Expectations about gender roles can be a powerful barrier to either treating our partner as entitled to the same rights and privileges we expect from them, or expressing our own resentment and healthy anger when we experience that our needs and wishes are not given the same weight as our partner's.

Historically, the notion that men and women are equal, and may therefore wish to configure their relationship in a way that gives each the same rights to having their needs met, and the same access to support, nurturance and opportunity, is very recent. Many of us were raised in families where it was expected that the man would be the boss and the woman would obey - the notion that she was entitled to an equal say, and to be supported to pursue her own career and interests, was not supported by society.

Although many of us may truly believe that we have moved beyond this kind of thinking, it may pay to examine how far we have really come when we look closely at the way we have configured 'who does what' and what our expectations are in our intimate relationship.

The areas that are important to consider here would be:-

* housework

* childcare and parenting

* paid work.

Other areas to consider when thinking about 'fair entitlement' may be less tangible. They may include:-

* the right to say 'no' (e.g. to sex)

* the right to say "I need..... from you" and have our partner change what they are doing in some way to accommodate that need.

If you are getting into conflict over some of these areas, it may be helpful to look at them through the lens of fairness and equality. The pay-offs of doing so are great - for men, the loss of power involved in giving ground to their partner's needs and wants will be more than compensated by a greater sense of connectedness and aliveness - a powerful, assertive woman who is happy in her relationship will be a lot more sexy and interesting than a depressed, disempowered woman! For women, letting go of what may be archaic expectations of who men 'should' be and what they 'should' do will be replaced with an emotionally closer and more psychologically intimate connection.
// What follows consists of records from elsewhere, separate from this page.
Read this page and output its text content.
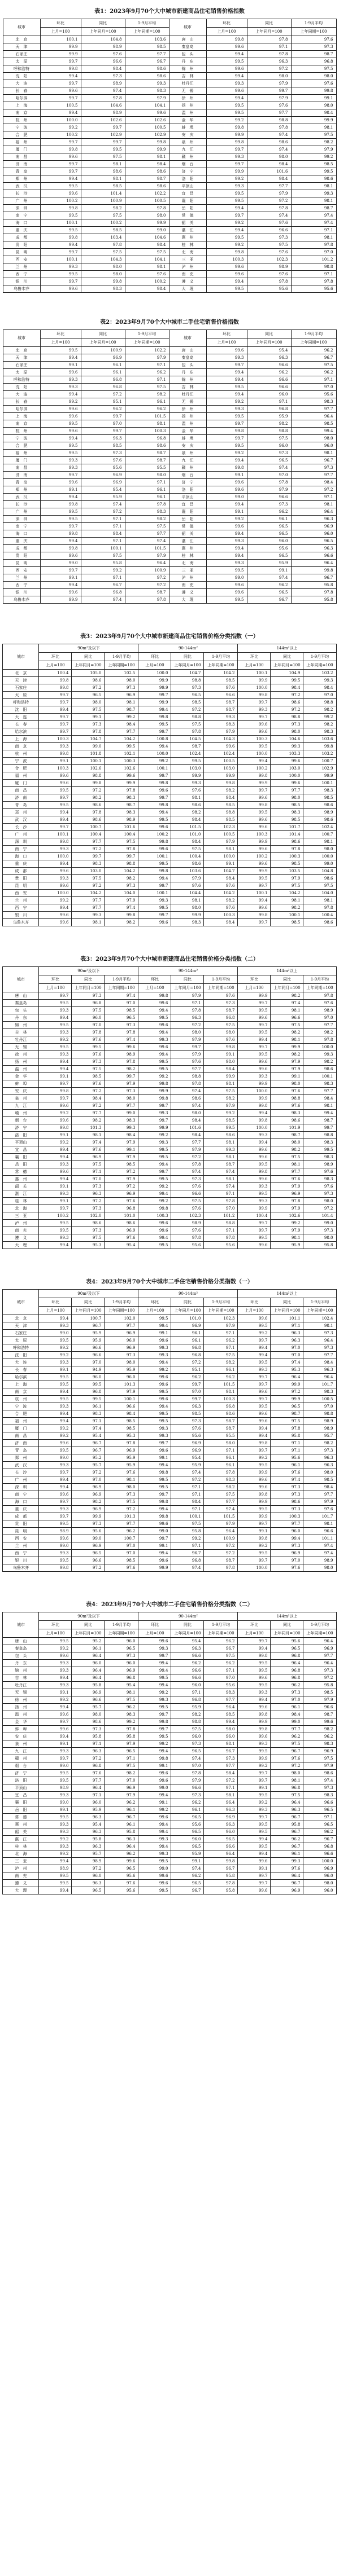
表1：2023年9月70个大中城市新建商品住宅销售价格指数
城市	环比	同比	1-9月平均	城市	环比	同比	1-9月平均
	上月=100	上年同月=100	上年同期=100		上月=100	上年同月=100	上年同期=100
北　京	100.1	104.8	103.6	唐　山	99.8	97.8	97.6
天　津	99.9	98.9	98.5	秦皇岛	99.6	97.1	97.3
石家庄	99.9	97.6	97.7	包　头	99.4	97.8	98.7
太　原	99.7	96.6	96.7	丹　东	99.5	96.3	96.8
呼和浩特	99.8	98.4	98.6	锦　州	99.6	97.2	97.5
沈　阳	99.4	97.3	98.6	吉　林	99.4	98.0	98.0
大　连	99.7	98.9	99.3	牡丹江	99.3	97.9	97.6
长　春	99.6	97.4	98.3	无　锡	99.6	99.7	99.8
哈尔滨	99.7	97.8	97.9	徐　州	99.4	97.9	99.1
上　海	100.5	104.6	104.1	扬　州	99.5	97.6	98.0
南　京	99.4	98.9	99.6	温　州	99.5	97.7	98.4
杭　州	100.0	102.6	102.6	金　华	99.2	98.8	99.9
宁　波	99.2	99.7	100.5	蚌　埠	99.8	97.8	98.1
合　肥	100.2	102.9	102.9	安　庆	99.9	97.4	97.5
福　州	99.7	99.7	99.8	泉　州	99.8	98.6	98.2
厦　门	99.8	99.5	99.9	九　江	99.7	97.4	97.9
南　昌	99.6	97.5	98.1	赣　州	99.3	98.0	99.2
济　南	99.7	98.1	98.4	烟　台	99.7	98.4	98.5
青　岛	99.7	98.6	98.6	济　宁	99.9	101.6	99.5
郑　州	99.4	98.1	98.7	洛　阳	99.2	98.4	98.6
武　汉	99.5	98.5	98.6	平顶山	99.3	97.7	98.1
长　沙	99.6	101.4	102.2	宜　昌	99.5	97.9	99.3
广　州	100.2	100.9	100.5	襄　阳	99.5	97.2	98.1
深　圳	99.8	98.2	97.8	岳　阳	99.4	97.8	98.7
南　宁	99.5	97.5	98.0	常　德	99.7	97.4	97.4
海　口	100.1	100.2	99.9	韶　关	99.2	97.6	97.4
重　庆	99.5	98.5	99.0	湛　江	99.4	96.6	97.1
成　都	99.8	103.4	104.6	惠　州	99.5	97.3	98.1
贵　阳	99.4	97.8	98.4	桂　林	99.2	97.5	97.8
昆　明	99.7	97.5	97.5	北　海	99.8	97.6	97.0
西　安	100.1	104.3	104.1	三　亚	100.3	102.3	101.2
兰　州	99.3	98.0	98.1	泸　州	99.6	98.9	98.8
西　宁	99.5	98.0	97.6	南　充	99.6	97.6	97.1
银　川	99.7	99.8	100.2	遵　义	99.4	97.8	97.8
乌鲁木齐	99.6	98.3	98.4	大　理	99.5	95.6	95.6
表2：2023年9月70个大中城市二手住宅销售价格指数
城市	环比	同比	1-9月平均	城市	环比	同比	1-9月平均
	上月=100	上年同月=100	上年同期=100		上月=100	上年同月=100	上年同期=100
北　京	99.5	100.9	102.2	唐　山	99.6	95.4	96.2
天　津	99.4	96.9	97.9	秦皇岛	99.3	96.3	96.7
石家庄	99.1	96.1	97.1	包　头	99.7	96.6	97.5
太　原	99.6	96.1	96.2	丹　东	99.4	96.2	96.2
呼和浩特	99.3	96.8	97.1	锦　州	99.4	96.6	97.1
沈　阳	99.3	96.8	97.5	吉　林	99.5	96.6	97.0
大　连	99.4	97.2	98.2	牡丹江	99.4	96.0	95.6
长　春	99.2	95.1	96.1	无　锡	99.2	97.1	98.3
哈尔滨	99.6	96.2	96.2	徐　州	99.3	96.8	97.7
上　海	99.6	99.7	101.5	扬　州	99.5	95.9	96.4
南　京	99.5	97.0	98.1	温　州	99.7	98.2	98.5
杭　州	99.6	99.7	100.3	金　华	99.8	98.8	99.4
宁　波	99.4	96.3	96.8	蚌　埠	99.7	97.5	98.0
合　肥	99.5	98.5	98.6	安　庆	99.5	96.0	96.0
福　州	99.5	97.3	98.7	泉　州	99.2	97.3	98.1
厦　门	99.3	97.6	98.7	九　江	99.4	96.5	96.7
南　昌	99.3	95.6	95.5	赣　州	99.8	97.4	97.3
济　南	99.7	96.9	98.0	烟　台	99.1	97.0	97.7
青　岛	99.6	96.9	97.1	济　宁	99.6	97.8	98.4
郑　州	99.1	95.4	96.1	洛　阳	99.6	97.9	97.2
武　汉	99.4	95.9	96.1	平顶山	99.0	96.6	97.1
长　沙	99.8	97.4	97.8	宜　昌	99.4	97.3	98.1
广　州	99.5	97.2	98.3	襄　阳	99.1	96.2	96.4
深　圳	99.5	97.1	98.2	岳　阳	99.2	96.1	96.3
南　宁	99.7	97.1	97.5	常　德	99.6	96.5	96.9
海　口	99.8	98.4	97.7	韶　关	99.4	96.5	96.0
重　庆	99.4	97.1	97.4	湛　江	99.3	96.0	96.5
成　都	99.8	100.1	101.5	惠　州	99.4	95.6	96.3
贵　阳	99.6	97.5	97.9	桂　林	99.4	96.5	96.6
昆　明	99.0	95.8	96.4	北　海	99.3	95.9	96.4
西　安	99.7	99.2	100.9	三　亚	99.5	99.1	99.8
兰　州	99.1	97.1	97.2	泸　州	99.0	97.4	96.7
西　宁	99.4	96.7	97.2	南　充	99.6	96.2	95.8
银　川	99.6	96.8	98.7	遵　义	99.6	96.5	97.8
乌鲁木齐	99.9	97.4	97.8	大　理	99.5	96.7	95.8
表3：2023年9月70个大中城市新建商品住宅销售价格分类指数（一）
城市	90m²及以下			90-144m²			144m²以上		
	环比	同比	1-9月平均	环比	同比	1-9月平均	环比	同比	1-9月平均
	上月=100	上年同月=100	上年同期=100	上月=100	上年同月=100	上年同期=100	上月=100	上年同月=100	上年同期=100
北　京	100.4	105.0	102.5	100.0	104.7	104.2	100.1	104.9	103.2
天　津	99.8	98.6	98.0	99.9	98.8	98.5	99.9	99.5	99.3
石家庄	99.8	97.2	97.3	99.9	97.3	97.6	100.0	98.4	98.4
太　原	99.7	96.5	96.9	99.7	96.5	96.6	99.8	97.2	97.0
呼和浩特	99.7	98.0	98.1	99.9	98.5	98.7	99.7	98.6	98.8
沈　阳	99.4	97.5	98.7	99.4	97.2	98.7	99.3	97.2	98.2
大　连	99.7	99.1	99.2	99.8	98.8	99.3	99.7	98.8	99.2
长　春	99.7	97.3	98.4	99.5	97.5	98.3	99.6	97.3	98.2
哈尔滨	99.7	97.8	97.7	99.7	97.8	97.9	99.6	98.0	98.3
上　海	100.3	104.7	104.2	100.8	104.5	104.3	100.3	104.6	103.6
南　京	99.3	99.0	99.5	99.4	98.7	99.6	99.5	99.3	99.8
杭　州	99.8	101.8	102.1	100.0	102.4	102.4	100.0	103.3	103.2
宁　波	99.1	100.1	100.3	99.2	99.5	100.5	99.4	99.6	100.7
合　肥	100.3	102.6	102.6	100.1	103.0	103.0	100.2	103.0	102.9
福　州	99.6	98.8	99.6	99.7	99.9	99.9	99.8	100.0	99.9
厦　门	99.6	99.8	99.9	99.8	99.3	99.8	99.9	99.6	100.1
南　昌	99.5	97.2	97.8	99.6	97.6	98.2	99.7	97.7	98.3
济　南	99.7	98.2	98.3	99.7	98.1	98.4	99.6	98.0	98.5
青　岛	99.5	98.6	98.7	99.8	98.6	98.5	99.8	98.5	98.6
郑　州	99.4	97.8	98.3	99.4	98.2	98.8	99.5	98.3	98.9
武　汉	99.4	98.6	98.9	99.5	98.4	98.5	99.6	98.5	98.6
长　沙	99.7	100.7	101.6	99.6	101.5	102.3	99.6	101.7	102.4
广　州	100.1	100.4	100.4	100.2	101.0	100.5	100.3	101.4	100.7
深　圳	99.8	97.7	97.5	99.8	98.4	97.9	99.9	98.6	98.1
南　宁	99.3	97.2	97.8	99.6	97.5	98.1	99.6	97.8	98.0
海　口	100.0	99.7	99.7	100.1	100.4	100.0	100.2	100.3	100.0
重　庆	99.4	98.3	98.8	99.5	98.6	99.1	99.6	98.5	99.0
成　都	99.6	103.0	104.2	99.8	103.6	104.7	99.9	103.5	104.8
贵　阳	99.3	97.5	98.2	99.4	97.9	98.4	99.5	97.9	98.6
昆　明	99.6	97.2	97.3	99.7	97.6	97.6	99.7	97.5	97.5
西　安	100.0	104.2	104.0	100.1	104.4	104.2	100.1	104.2	104.0
兰　州	99.2	97.7	97.9	99.3	98.1	98.2	99.4	98.1	98.1
西　宁	99.4	97.7	97.4	99.5	98.0	97.6	99.6	98.2	97.8
银　川	99.6	99.3	99.8	99.7	99.9	100.3	99.8	100.1	100.4
乌鲁木齐	99.6	98.1	98.2	99.6	98.3	98.4	99.7	98.5	98.6
表3：2023年9月70个大中城市新建商品住宅销售价格分类指数（二）
城市	90m²及以下			90-144m²			144m²以上		
	环比	同比	1-9月平均	环比	同比	1-9月平均	环比	同比	1-9月平均
	上月=100	上年同月=100	上年同期=100	上月=100	上年同月=100	上年同期=100	上月=100	上年同月=100	上年同期=100
唐　山	99.7	97.3	97.4	99.8	97.9	97.6	99.9	98.2	97.8
秦皇岛	99.5	96.8	97.0	99.6	97.1	97.3	99.7	97.4	97.6
包　头	99.3	97.5	98.5	99.4	97.8	98.7	99.5	98.1	98.9
丹　东	99.4	96.0	96.5	99.5	96.3	96.8	99.6	96.6	97.0
锦　州	99.5	97.0	97.3	99.6	97.2	97.5	99.7	97.5	97.7
吉　林	99.3	97.8	97.8	99.4	98.0	98.0	99.5	98.2	98.2
牡丹江	99.2	97.6	97.4	99.3	97.9	97.6	99.4	98.1	97.8
无　锡	99.5	99.5	99.6	99.6	99.7	99.8	99.7	99.9	100.0
徐　州	99.3	97.6	98.9	99.4	97.9	99.1	99.5	98.2	99.3
扬　州	99.4	97.3	97.8	99.5	97.6	98.0	99.6	97.9	98.2
温　州	99.4	97.5	98.2	99.5	97.7	98.4	99.6	97.9	98.6
金　华	99.1	98.5	99.7	99.2	98.8	99.9	99.3	99.1	100.1
蚌　埠	99.7	97.6	97.9	99.8	97.8	98.1	99.9	98.0	98.3
安　庆	99.8	97.2	97.3	99.9	97.4	97.5	100.0	97.6	97.7
泉　州	99.7	98.4	98.0	99.8	98.6	98.2	99.9	98.8	98.4
九　江	99.6	97.2	97.7	99.7	97.4	97.9	99.8	97.6	98.1
赣　州	99.2	97.7	99.0	99.3	98.0	99.2	99.4	98.3	99.4
烟　台	99.6	98.2	98.3	99.7	98.4	98.5	99.8	98.6	98.7
济　宁	99.8	101.3	99.3	99.9	101.6	99.5	100.0	101.9	99.7
洛　阳	99.1	98.1	98.4	99.2	98.4	98.6	99.3	98.7	98.8
平顶山	99.2	97.4	97.9	99.3	97.7	98.1	99.4	98.0	98.3
宜　昌	99.4	97.6	99.1	99.5	97.9	99.3	99.6	98.2	99.5
襄　阳	99.4	96.9	97.9	99.5	97.2	98.1	99.6	97.5	98.3
岳　阳	99.3	97.5	98.5	99.4	97.8	98.7	99.5	98.1	98.9
常　德	99.6	97.1	97.2	99.7	97.4	97.4	99.8	97.7	97.6
惠　州	99.4	97.0	97.9	99.5	97.3	98.1	99.6	97.6	98.3
韶　关	99.1	97.3	97.2	99.2	97.6	97.4	99.3	97.9	97.6
湛　江	99.3	96.3	96.9	99.4	96.6	97.1	99.5	96.9	97.3
桂　林	99.1	97.2	97.6	99.2	97.5	97.8	99.3	97.8	98.0
北　海	99.7	97.3	96.8	99.8	97.6	97.0	99.9	97.9	97.2
三　亚	100.2	102.0	101.0	100.3	102.3	101.2	100.4	102.6	101.4
泸　州	99.5	98.6	98.6	99.6	98.9	98.8	99.7	99.2	99.0
南　充	99.5	97.3	96.9	99.6	97.6	97.1	99.7	97.9	97.3
遵　义	99.3	97.5	97.6	99.4	97.8	97.8	99.5	98.1	98.0
大　理	99.4	95.3	95.4	99.5	95.6	95.6	99.6	95.9	95.8
表4：2023年9月70个大中城市二手住宅销售价格分类指数（一）
城市	90m²及以下			90-144m²			144m²以上		
	环比	同比	1-9月平均	环比	同比	1-9月平均	环比	同比	1-9月平均
	上月=100	上年同月=100	上年同期=100	上月=100	上年同月=100	上年同期=100	上月=100	上年同月=100	上年同期=100
北　京	99.4	100.7	102.0	99.5	101.0	102.3	99.6	101.1	102.4
天　津	99.3	96.7	97.7	99.4	96.9	97.9	99.5	97.1	98.1
石家庄	99.0	95.9	96.9	99.1	96.1	97.1	99.2	96.3	97.3
太　原	99.5	95.9	96.0	99.6	96.1	96.2	99.7	96.3	96.4
呼和浩特	99.2	96.6	96.9	99.3	96.8	97.1	99.4	97.0	97.3
沈　阳	99.2	96.6	97.3	99.3	96.8	97.5	99.4	97.0	97.7
大　连	99.3	97.0	98.0	99.4	97.2	98.2	99.5	97.4	98.4
长　春	99.1	94.9	95.9	99.2	95.1	96.1	99.3	95.3	96.3
哈尔滨	99.5	96.0	96.0	99.6	96.2	96.2	99.7	96.4	96.4
上　海	99.5	99.5	101.3	99.6	99.7	101.5	99.7	99.9	101.7
南　京	99.4	96.8	97.9	99.5	97.0	98.1	99.6	97.2	98.3
杭　州	99.5	99.5	100.1	99.6	99.7	100.3	99.7	99.9	100.5
宁　波	99.3	96.1	96.6	99.4	96.3	96.8	99.5	96.5	97.0
合　肥	99.4	98.3	98.4	99.5	98.5	98.6	99.6	98.7	98.8
福　州	99.4	97.1	98.5	99.5	97.3	98.7	99.6	97.5	98.9
厦　门	99.2	97.4	98.5	99.3	97.6	98.7	99.4	97.8	98.9
南　昌	99.2	95.4	95.3	99.3	95.6	95.5	99.4	95.8	95.7
济　南	99.6	96.7	97.8	99.7	96.9	98.0	99.8	97.1	98.2
青　岛	99.5	96.7	96.9	99.6	96.9	97.1	99.7	97.1	97.3
郑　州	99.0	95.2	95.9	99.1	95.4	96.1	99.2	95.6	96.3
武　汉	99.3	95.7	95.9	99.4	95.9	96.1	99.5	96.1	96.3
长　沙	99.7	97.2	97.6	99.8	97.4	97.8	99.9	97.6	98.0
广　州	99.4	97.0	98.1	99.5	97.2	98.3	99.6	97.4	98.5
深　圳	99.4	96.9	98.0	99.5	97.1	98.2	99.6	97.3	98.4
南　宁	99.6	96.9	97.3	99.7	97.1	97.5	99.8	97.3	97.7
海　口	99.7	98.2	97.5	99.8	98.4	97.7	99.9	98.6	97.9
重　庆	99.3	96.9	97.2	99.4	97.1	97.4	99.5	97.3	97.6
成　都	99.7	99.9	101.3	99.8	100.1	101.5	99.9	100.3	101.7
贵　阳	99.5	97.3	97.7	99.6	97.5	97.9	99.7	97.7	98.1
昆　明	98.9	95.6	96.2	99.0	95.8	96.4	99.1	96.0	96.6
西　安	99.6	99.0	100.7	99.7	99.2	100.9	99.8	99.4	101.1
兰　州	99.0	96.9	97.0	99.1	97.1	97.2	99.2	97.3	97.4
西　宁	99.3	96.5	97.0	99.4	96.7	97.2	99.5	96.9	97.4
银　川	99.5	96.6	98.5	99.6	96.8	98.7	99.7	97.0	98.9
乌鲁木齐	99.8	97.2	97.6	99.9	97.4	97.8	100.0	97.6	98.0
表4：2023年9月70个大中城市二手住宅销售价格分类指数（二）
城市	90m²及以下			90-144m²			144m²以上		
	环比	同比	1-9月平均	环比	同比	1-9月平均	环比	同比	1-9月平均
	上月=100	上年同月=100	上年同期=100	上月=100	上年同月=100	上年同期=100	上月=100	上年同月=100	上年同期=100
唐　山	99.5	95.2	96.0	99.6	95.4	96.2	99.7	95.6	96.4
秦皇岛	99.2	96.1	96.5	99.3	96.3	96.7	99.4	96.5	96.9
包　头	99.6	96.4	97.3	99.7	96.6	97.5	99.8	96.8	97.7
丹　东	99.3	96.0	96.0	99.4	96.2	96.2	99.5	96.4	96.4
锦　州	99.3	96.4	96.9	99.4	96.6	97.1	99.5	96.8	97.3
吉　林	99.4	96.4	96.8	99.5	96.6	97.0	99.6	96.8	97.2
牡丹江	99.3	95.8	95.4	99.4	96.0	95.6	99.5	96.2	95.8
无　锡	99.1	96.9	98.1	99.2	97.1	98.3	99.3	97.3	98.5
徐　州	99.2	96.6	97.5	99.3	96.8	97.7	99.4	97.0	97.9
扬　州	99.4	95.7	96.2	99.5	95.9	96.4	99.6	96.1	96.6
温　州	99.6	98.0	98.3	99.7	98.2	98.5	99.8	98.4	98.7
金　华	99.7	98.6	99.2	99.8	98.8	99.4	99.9	99.0	99.6
蚌　埠	99.6	97.3	97.8	99.7	97.5	98.0	99.8	97.7	98.2
安　庆	99.4	95.8	95.8	99.5	96.0	96.0	99.6	96.2	96.2
泉　州	99.1	97.1	97.9	99.2	97.3	98.1	99.3	97.5	98.3
九　江	99.3	96.3	96.5	99.4	96.5	96.7	99.5	96.7	96.9
赣　州	99.7	97.2	97.1	99.8	97.4	97.3	99.9	97.6	97.5
烟　台	99.0	96.8	97.5	99.1	97.0	97.7	99.2	97.2	97.9
济　宁	99.5	97.6	98.2	99.6	97.8	98.4	99.7	98.0	98.6
洛　阳	99.5	97.7	97.0	99.6	97.9	97.2	99.7	98.1	97.4
平顶山	98.9	96.4	96.9	99.0	96.6	97.1	99.1	96.8	97.3
宜　昌	99.3	97.1	97.9	99.4	97.3	98.1	99.5	97.5	98.3
襄　阳	99.0	96.0	96.2	99.1	96.2	96.4	99.2	96.4	96.6
岳　阳	99.1	95.9	96.1	99.2	96.1	96.3	99.3	96.3	96.5
常　德	99.5	96.3	96.7	99.6	96.5	96.9	99.7	96.7	97.1
惠　州	99.3	95.4	96.1	99.4	95.6	96.3	99.5	95.8	96.5
韶　关	99.3	96.3	95.8	99.4	96.5	96.0	99.5	96.7	96.2
湛　江	99.2	95.8	96.3	99.3	96.0	96.5	99.4	96.2	96.7
桂　林	99.3	96.3	96.4	99.4	96.5	96.6	99.5	96.7	96.8
北　海	99.2	95.7	96.2	99.3	95.9	96.4	99.4	96.1	96.6
三　亚	99.4	98.9	99.6	99.5	99.1	99.8	99.6	99.3	100.0
泸　州	98.9	97.2	96.5	99.0	97.4	96.7	99.1	97.6	96.9
南　充	99.5	96.0	95.6	99.6	96.2	95.8	99.7	96.4	96.0
遵　义	99.5	96.3	97.6	99.6	96.5	97.8	99.7	96.7	98.0
大　理	99.4	96.5	95.6	99.5	96.7	95.8	99.6	96.9	96.0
One qualifier here - I am aware that in some relationships redressing the power balance may mean women need to give more ground, and men may need to hold their ground - particularly in areas that women have traditionally claimed as their area of influence in relationships and family life (e.g. parenting). However, as we do not yet live in a world where women have achieved equality with men financially or in public life, I remain unapologetic for writing this article from the presumption that in the main women are beginning from a less influential position.